In his keynote address, Chor said while low-cost housing was under the ambit of the ministry, affordable housing was not.

“We are now grappling with the challenge on how to provide adequate housing for the middle-income group,” he said.

He said in Japan, the middle income group has not been well looked after by the Government. Those in their 40s and 50s were still renting and they lived far from Tokyo where they worked and transportation cost was also high.

He said in Malaysia, there was a time when land and building materials were manageable and those in the middle-income group were able to buy their own houses but in a short span of time, the price of houses have gone beyond their reach.

“The Federal Government is not only landed with the issue of having to provide for the lower-income group but the middle-income group as well and here lies the challenge.

“We have to admit that we need the help of developers, non-governmental organisations and think-tanks to come up with a holistic solution,” he said.

Three issues stood out affordable land was scare; building materials cost were going up, with the latest being cement; and there was a mismatch between salary and property prices.

“Perhaps it is time for the Federal Government to relook the policy on low-cost housing and its practicality. Instead of building low-cost housing, is building higher cost housing a solution?


Saifuddin says the Government can re-introduce the Real Property Government Tax to curb speculation. Saifuddin says the Government can re-introduce the Real Property Government Tax to curb speculation.

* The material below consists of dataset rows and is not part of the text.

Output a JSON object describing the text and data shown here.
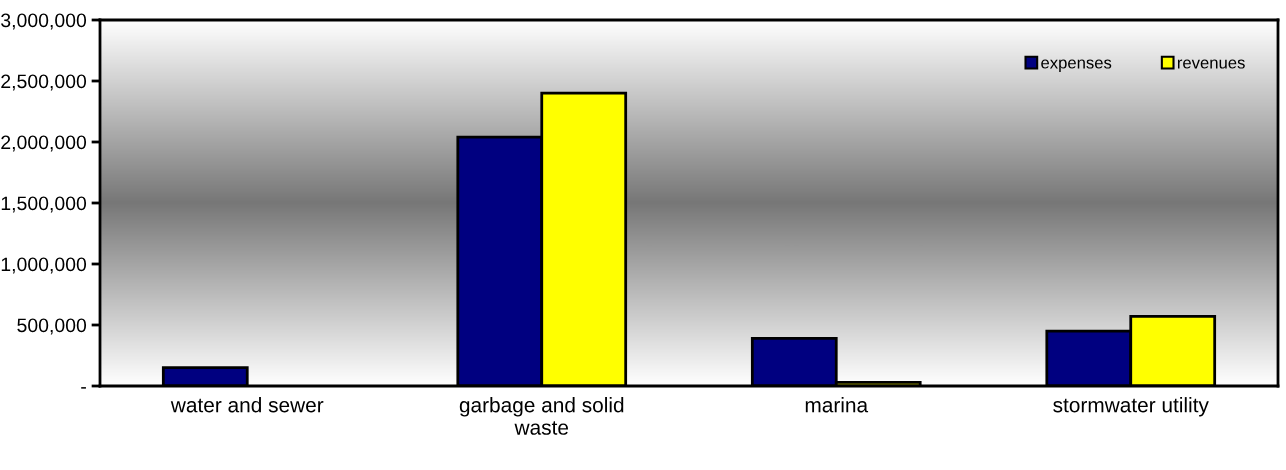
{
  "chart_data": {
    "type": "bar",
    "categories": [
      "water and sewer",
      "garbage and solid waste",
      "marina",
      "stormwater utility"
    ],
    "series": [
      {
        "name": "expenses",
        "color": "#000080",
        "values": [
          150000,
          2040000,
          390000,
          450000
        ]
      },
      {
        "name": "revenues",
        "color": "#ffff00",
        "values": [
          null,
          2400000,
          30000,
          570000
        ]
      }
    ],
    "ylim": [
      0,
      3000000
    ],
    "yticks": [
      {
        "value": 0,
        "label": "-"
      },
      {
        "value": 500000,
        "label": "500,000"
      },
      {
        "value": 1000000,
        "label": "1,000,000"
      },
      {
        "value": 1500000,
        "label": "1,500,000"
      },
      {
        "value": 2000000,
        "label": "2,000,000"
      },
      {
        "value": 2500000,
        "label": "2,500,000"
      },
      {
        "value": 3000000,
        "label": "3,000,000"
      }
    ],
    "grid": false,
    "legend": "top right"
  }
}
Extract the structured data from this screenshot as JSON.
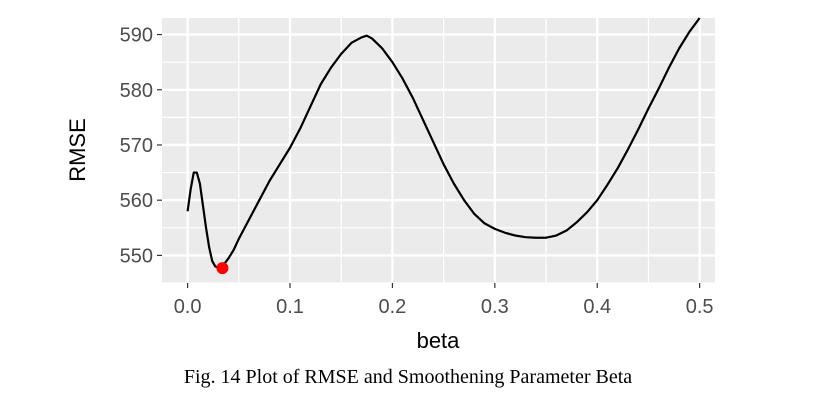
{
  "caption": "Fig. 14 Plot of RMSE and Smoothening Parameter Beta",
  "colors": {
    "panel_background": "#ebebeb",
    "grid_major": "#ffffff",
    "line": "#000000",
    "minimum_point": "#ff0000",
    "tick_text": "#4d4d4d"
  },
  "chart_data": {
    "type": "line",
    "xlabel": "beta",
    "ylabel": "RMSE",
    "xlim": [
      -0.025,
      0.515
    ],
    "ylim": [
      545,
      593
    ],
    "x_ticks": [
      0.0,
      0.1,
      0.2,
      0.3,
      0.4,
      0.5
    ],
    "x_tick_labels": [
      "0.0",
      "0.1",
      "0.2",
      "0.3",
      "0.4",
      "0.5"
    ],
    "y_ticks": [
      550,
      560,
      570,
      580,
      590
    ],
    "y_tick_labels": [
      "550",
      "560",
      "570",
      "580",
      "590"
    ],
    "grid": true,
    "legend": "none",
    "series": [
      {
        "x": [
          0.0,
          0.003,
          0.006,
          0.009,
          0.012,
          0.015,
          0.018,
          0.021,
          0.024,
          0.027,
          0.03,
          0.033,
          0.036,
          0.04,
          0.045,
          0.05,
          0.06,
          0.07,
          0.08,
          0.09,
          0.1,
          0.11,
          0.12,
          0.13,
          0.14,
          0.15,
          0.16,
          0.17,
          0.175,
          0.18,
          0.19,
          0.2,
          0.21,
          0.22,
          0.23,
          0.24,
          0.25,
          0.26,
          0.27,
          0.28,
          0.29,
          0.3,
          0.31,
          0.32,
          0.33,
          0.34,
          0.35,
          0.36,
          0.37,
          0.38,
          0.39,
          0.4,
          0.41,
          0.42,
          0.43,
          0.44,
          0.45,
          0.46,
          0.47,
          0.48,
          0.49,
          0.5
        ],
        "y": [
          558,
          562,
          565,
          565,
          563,
          559,
          555,
          551.5,
          549,
          548,
          547.8,
          547.7,
          548.5,
          549.5,
          551,
          553,
          556.5,
          560,
          563.5,
          566.5,
          569.5,
          573,
          577,
          581,
          584,
          586.5,
          588.5,
          589.5,
          589.8,
          589.3,
          587.5,
          585,
          582,
          578.5,
          574.5,
          570.5,
          566.5,
          563,
          560,
          557.5,
          555.8,
          554.8,
          554.1,
          553.6,
          553.3,
          553.2,
          553.2,
          553.6,
          554.5,
          556,
          557.8,
          560,
          562.8,
          565.8,
          569.2,
          572.8,
          576.6,
          580.2,
          584,
          587.5,
          590.5,
          593
        ]
      }
    ],
    "minimum_point": {
      "x": 0.034,
      "y": 547.7
    }
  }
}
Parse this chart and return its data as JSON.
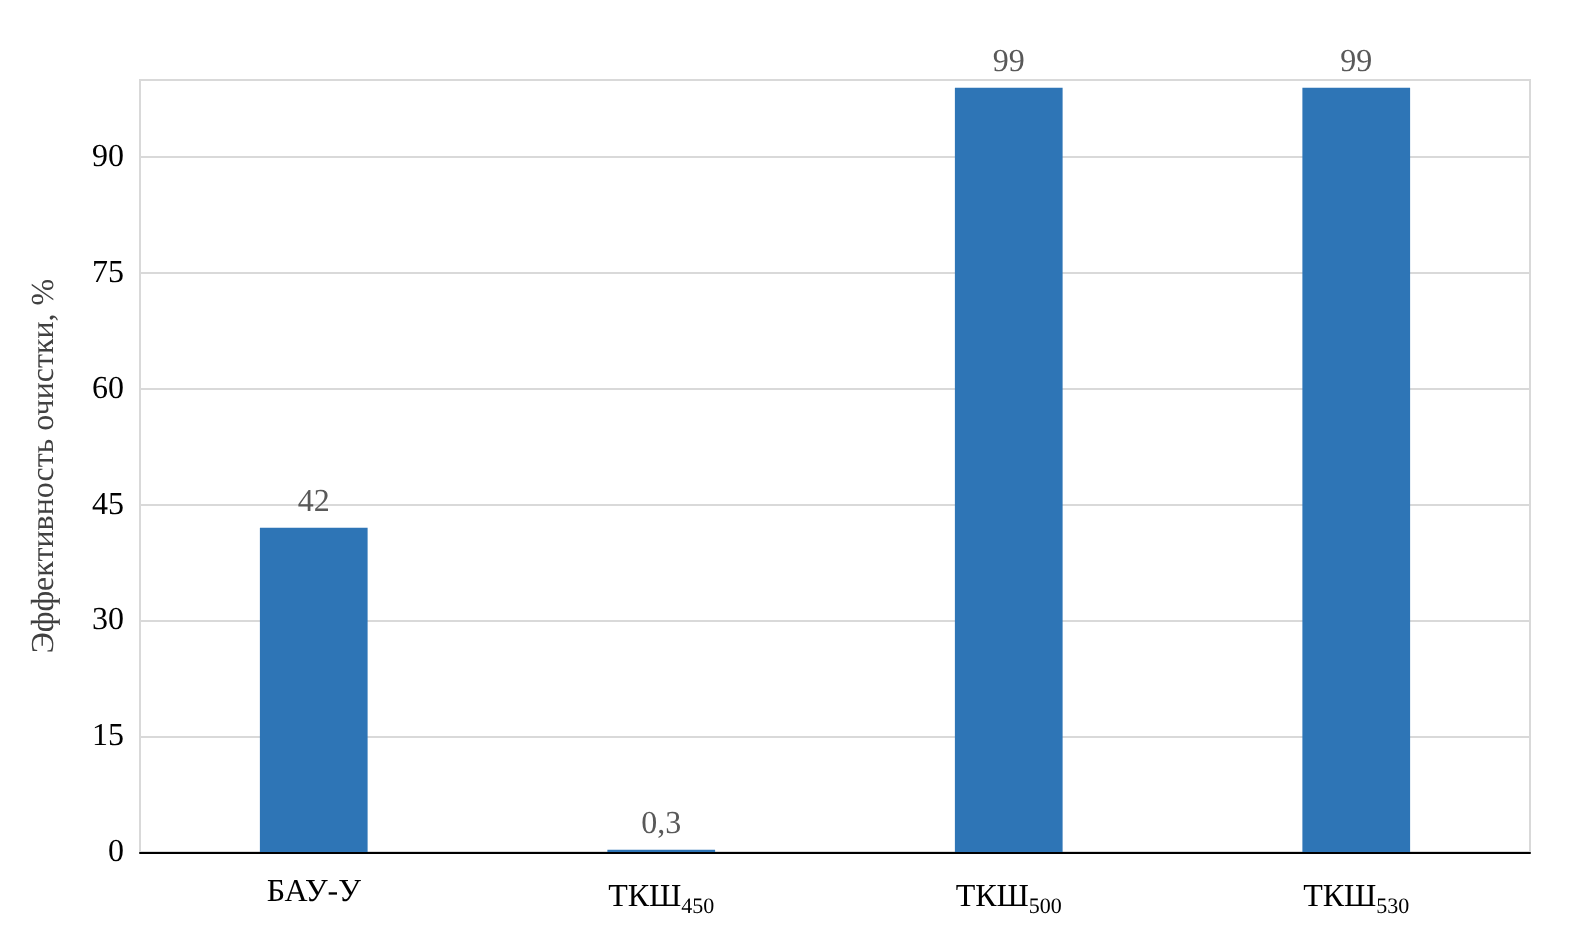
{
  "chart_data": {
    "type": "bar",
    "ylabel": "Эффективность очистки, %",
    "categories": [
      "БАУ-У",
      "ТКШ$_{450}$",
      "ТКШ$_{500}$",
      "ТКШ$_{530}$"
    ],
    "values": [
      42,
      0.3,
      99,
      99
    ],
    "value_labels": [
      "42",
      "0,3",
      "99",
      "99"
    ],
    "color": "#2e75b6",
    "ylim": [
      0,
      100
    ],
    "yticks": [
      0,
      15,
      30,
      45,
      60,
      75,
      90
    ],
    "grid": "y"
  }
}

“The PR1MA scheme is a laudable project… (but) it is moving sluggishly. We hope to see PR1MA making speedy progress. At the same time, we also hope the developers will play their role,” he said.

Any form of affordable housing will need the public transport element. With an efficient transport system, people will not need to live in or close to the city.

He said there were two elements to affordable housing: cost variable, which involved the cost of raw materials, land and construction, and the developers’ profit. There is also occupational variable, which takes into consideration transportation and building maintenance.

“There is no point buying a house in which the owner will have to fork out a lot of money to maintain it. When we talk about cost variables, one of the definations is to provide a house that is adequate in terms of quality and location that does not cost too much for maintenance.”

Chor highlighted the possibility of building no-frills housing like no-frills air travel.

In his paper, Pertubuhan Akitek Malaysia president Saifuddin Ahmad said the Government could re-introduce the Real Property Government Tax to curb speculation.

It could also consider the issue of responsible lending to local banks and implement PR1MA housing, he said.

The Government’s role included expediting the process of building plan approval, among other measures.

“Since only planning approval is required, the Housing and Local Government Ministry should issue a directive to all federal planning officials in the local authorities to accept planning approval submission by both architects and planners as provided for by the relevant Acts,” he wrote in his paper.

The role of the architects was to produce thoughtful, practical and sustainable design solutions in order to create a healthy place to live. “Encourage residents to claim ownership of their neighborhood,” he wrote.

He said it was important to incorporate green energy saving design elements for better building efficiency and minimal maintenance cost to the residents.

RAM Holdings Bhd chief economist Dr Yeah Kim Leng said the issue of affordable housing was predominant in the Klang Valley, Penang and, to a certain degree, Johor Baru.

“In some countries, there is a rent-to-buy concept where individuals go on to buy the unit when they can afford to. In London, some local councils help the young people who are born in that area to own houses. The council will pay 20% of the cost of the house. He can only sell it back to the council and if there is a gain, 20% of it goes to the council.”